Justice and rights

Las Vegas Shooter Stephen Paddock used ‘Bump Stocks’ to Convert Rifles into Fully Automatic Weapons

None of Las Vegas Shooter Stephen Paddock’s rifles were fully automatic weapons that could fire off all the rounds in their magazines with a single trigger pull.

A legal accessory, however, enabled him to convert his semi-automatic rifles into full auto weapons that rained hundreds of rounds for a full 11 minutes onto his victims at the Las Vegas Massacre on the evening of Oct. 1.

Arthur J. Villasanta – Fourth Estate Contributor

Las Vegas, NV, United States (4E) – None of Las Vegas Shooter Stephen Paddock’s rifles were fully automatic weapons that could fire off all the rounds in their magazines with a single trigger pull.

A legal accessory, however, enabled him to convert his semi-automatic rifles into full auto weapons that rained hundreds of rounds for a full 11 minutes onto his victims at the Las Vegas Massacre on the evening of Oct. 1.

Fifty-eight people were killed by Paddock in his rampage while 527 others suffered injuries, including many victims of gunshot wounds.

The Las Vegas shooting is the deadliest mass shooting in United States’ history to date.

The chilling discovery by Las Vegas Metropolitan Police Department (LVMPD) of 12 semi-automatic rifles equipped with the lethal accessory called a “bump stock” explains eyewitness accounts and audio recordings of rapid and continuous rifle fire coming from Paddock’s hotel room at the 32nd floor of the Mandalay Bay Hotel and Casino.

Semi-automatic rifles, whose sales are legal in the U.S., can fire only one round per trigger pull. Military-type, fully automatic rifles, whose sales are either banned or heavily regulated, can unleash the 20 or 30 rounds in their magazines with a single pull of the weapon’s trigger.

The 12 bump stock equipped semi-auto rifles were among the 23 other firearms (rifles and pistols) recovered by LVMPD at Paddock’s barricaded hotel room.
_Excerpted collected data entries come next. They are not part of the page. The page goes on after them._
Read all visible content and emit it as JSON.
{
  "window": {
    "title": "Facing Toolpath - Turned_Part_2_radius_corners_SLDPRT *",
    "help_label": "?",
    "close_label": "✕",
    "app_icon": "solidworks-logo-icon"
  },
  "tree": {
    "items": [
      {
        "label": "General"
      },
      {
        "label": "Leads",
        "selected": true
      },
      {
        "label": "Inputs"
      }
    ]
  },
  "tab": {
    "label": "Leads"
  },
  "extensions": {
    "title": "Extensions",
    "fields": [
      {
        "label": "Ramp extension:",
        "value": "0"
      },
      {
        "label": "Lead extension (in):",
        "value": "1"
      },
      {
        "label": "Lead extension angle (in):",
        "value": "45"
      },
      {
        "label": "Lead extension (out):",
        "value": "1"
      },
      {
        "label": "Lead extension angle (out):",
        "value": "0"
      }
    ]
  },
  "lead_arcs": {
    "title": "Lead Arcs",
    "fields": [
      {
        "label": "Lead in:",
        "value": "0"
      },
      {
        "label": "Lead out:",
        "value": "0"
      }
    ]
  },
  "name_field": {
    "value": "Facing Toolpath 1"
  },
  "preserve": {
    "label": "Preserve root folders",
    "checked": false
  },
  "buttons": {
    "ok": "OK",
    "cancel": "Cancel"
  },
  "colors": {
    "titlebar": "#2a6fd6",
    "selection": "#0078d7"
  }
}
Paddock committed suicide before police blew open his door to storm the room.

A bump stock is a clip-on device that uses a semi-automatic weapon’s recoil to allow it to fire repeatedly at a rate much like that of a fully-automatic weapon.

Bump stocks replace the stock of a rifle and add a small “support step” in front of the trigger. The shooter rests his finger on this step and pulls forward on the barrel or forward grip to press the trigger against his finger.

The recoil propels the rifle backwards into a gap in stationary stock where the loose fit gives the rifle freedom to bounce forward. This has the effect of ‘bumping’ the trigger back into the shooter’s unmoving finger.

As long as a shooter maintains forward pressure, the rifle will continue to fire.

A bump stock facilitates rapid fire similar to a fully automatic rifle or a machine gun without requiring any modification of internal mechanisms to convert the firearm to an automatic weapon. This conversion process is illegal; the bump stock isn’t.

A bump stock turns a semi-automatic rifle firing single rounds into a weapon that can fire at a rate of 400 to 800 rounds per minute.

The following weapons are among those recovered from Paddock’s hotel room:

Four DDM4V1 semi-auto rifles, some equipped with bump stocks. The DDM4 made by U.S. firm Daniel Defense is a version of the civilian Colt AR-15 semi-automatic rifle. Three FN-15 automatic rifles made by FN America, One AK-47 Russian assault rifle, One Colt AR-15, the most popular semi-auto in the USA In addition, police recovered two unattached bump stocks.